Chose curieuse, les illusions, créées par l’établissement d’un régime pseudo-constitutionnel en Turquie, avaient troublé jusqu’au bon sens des hommes politiques des Balkans. Dans les plans de confédération qu’ils ébauchèrent, ils laissaient une place aux nouveaux maîtres de Constantinople. C’était vouloir associer deux élémens incompatibles, comme de marier le Grand Turc avec la République de Venise. La reprise par le gouvernement ottoman des persécutions hamidiennes ouvrit les yeux aux plus aveugles. Il ne pouvait plus être question que d’une ligue contre l’ennemi héréditaire. De ligue, à proprement parler, il n’y en eut point, mais des traités d’alliance séparés que signèrent la Serbie, la Bulgarie, la Grèce et le Monténégro.
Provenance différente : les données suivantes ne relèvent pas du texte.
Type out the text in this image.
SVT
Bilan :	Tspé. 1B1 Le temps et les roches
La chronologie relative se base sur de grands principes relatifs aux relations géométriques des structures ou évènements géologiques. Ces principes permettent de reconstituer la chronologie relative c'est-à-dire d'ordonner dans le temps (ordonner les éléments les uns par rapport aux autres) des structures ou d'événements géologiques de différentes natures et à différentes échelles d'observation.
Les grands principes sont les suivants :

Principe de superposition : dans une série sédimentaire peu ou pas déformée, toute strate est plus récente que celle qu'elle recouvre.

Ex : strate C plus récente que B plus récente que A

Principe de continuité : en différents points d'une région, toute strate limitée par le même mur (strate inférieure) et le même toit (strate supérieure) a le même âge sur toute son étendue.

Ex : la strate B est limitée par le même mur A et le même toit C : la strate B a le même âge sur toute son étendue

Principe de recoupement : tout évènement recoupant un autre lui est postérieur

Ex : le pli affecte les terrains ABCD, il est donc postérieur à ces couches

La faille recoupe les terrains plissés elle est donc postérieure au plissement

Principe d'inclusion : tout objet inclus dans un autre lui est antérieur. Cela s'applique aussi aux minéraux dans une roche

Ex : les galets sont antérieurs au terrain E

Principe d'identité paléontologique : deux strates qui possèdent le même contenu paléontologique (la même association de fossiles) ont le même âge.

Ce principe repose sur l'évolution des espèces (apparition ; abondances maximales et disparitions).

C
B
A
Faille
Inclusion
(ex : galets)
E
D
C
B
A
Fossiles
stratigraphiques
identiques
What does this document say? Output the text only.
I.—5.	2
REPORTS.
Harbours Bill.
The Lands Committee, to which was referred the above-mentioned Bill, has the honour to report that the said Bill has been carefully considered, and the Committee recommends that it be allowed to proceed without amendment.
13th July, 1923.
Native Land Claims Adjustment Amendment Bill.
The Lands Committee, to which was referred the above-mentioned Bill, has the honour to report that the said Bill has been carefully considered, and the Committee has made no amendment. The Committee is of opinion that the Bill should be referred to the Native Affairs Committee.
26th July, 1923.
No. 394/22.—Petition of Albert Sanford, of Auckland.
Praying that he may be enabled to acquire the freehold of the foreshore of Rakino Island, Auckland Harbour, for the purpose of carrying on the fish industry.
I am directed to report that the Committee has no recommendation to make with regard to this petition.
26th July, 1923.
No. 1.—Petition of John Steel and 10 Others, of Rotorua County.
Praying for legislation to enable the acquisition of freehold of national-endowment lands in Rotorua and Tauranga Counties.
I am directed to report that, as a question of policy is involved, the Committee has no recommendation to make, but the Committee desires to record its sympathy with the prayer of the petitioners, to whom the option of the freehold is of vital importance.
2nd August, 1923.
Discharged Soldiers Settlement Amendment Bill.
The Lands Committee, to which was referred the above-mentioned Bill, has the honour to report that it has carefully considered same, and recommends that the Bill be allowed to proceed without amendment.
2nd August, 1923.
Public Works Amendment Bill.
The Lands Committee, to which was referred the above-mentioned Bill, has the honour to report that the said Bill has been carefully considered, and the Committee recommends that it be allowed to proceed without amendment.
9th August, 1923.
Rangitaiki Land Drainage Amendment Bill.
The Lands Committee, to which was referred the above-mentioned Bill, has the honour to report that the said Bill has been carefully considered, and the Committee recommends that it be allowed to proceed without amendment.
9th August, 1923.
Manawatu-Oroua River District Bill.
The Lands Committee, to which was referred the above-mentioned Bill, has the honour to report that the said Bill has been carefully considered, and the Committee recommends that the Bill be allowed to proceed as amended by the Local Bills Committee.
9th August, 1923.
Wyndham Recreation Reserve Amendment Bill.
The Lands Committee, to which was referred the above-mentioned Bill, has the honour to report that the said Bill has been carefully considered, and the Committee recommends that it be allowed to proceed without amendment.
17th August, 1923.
Les pourparlers entre les cabinets serbe et bulgare et entre ce dernier et celui d’Athènes s’engagèrent au commencement de l’automne de 1911. A la suite de laborieuses négociations, commencées mystérieusement, comme un roman d’aventures, dans un wagon de chemin de fer par M. Guéchoff, président du Conseil bulgare, et M. Milovanovitch, ministre des Affaires étrangères de Serbie, un traité d’alliance fut signé cinq mois après à Sofia le 13 mars 1912. Il était accompagné d’une annexe secrète et fut suivi à bref délai d’une convention militaire. Les difficultés les plus sérieuses s’étaient concentrées autour de la Macédoine, en prévision d’une conquête commune. Les ministres serbes ne voulurent à aucun prix de la constitution, proposée par leurs collègues bulgares, d’une Macédoine autonome. Ils n’entendaient pas que les Bulgares renouvelassent à leur profit le coup de la Roumélie orientale, et que la Macédoine, habilement travaillée par les émissaires de Sofia, s’unît plus tard spontanément à la Bulgarie.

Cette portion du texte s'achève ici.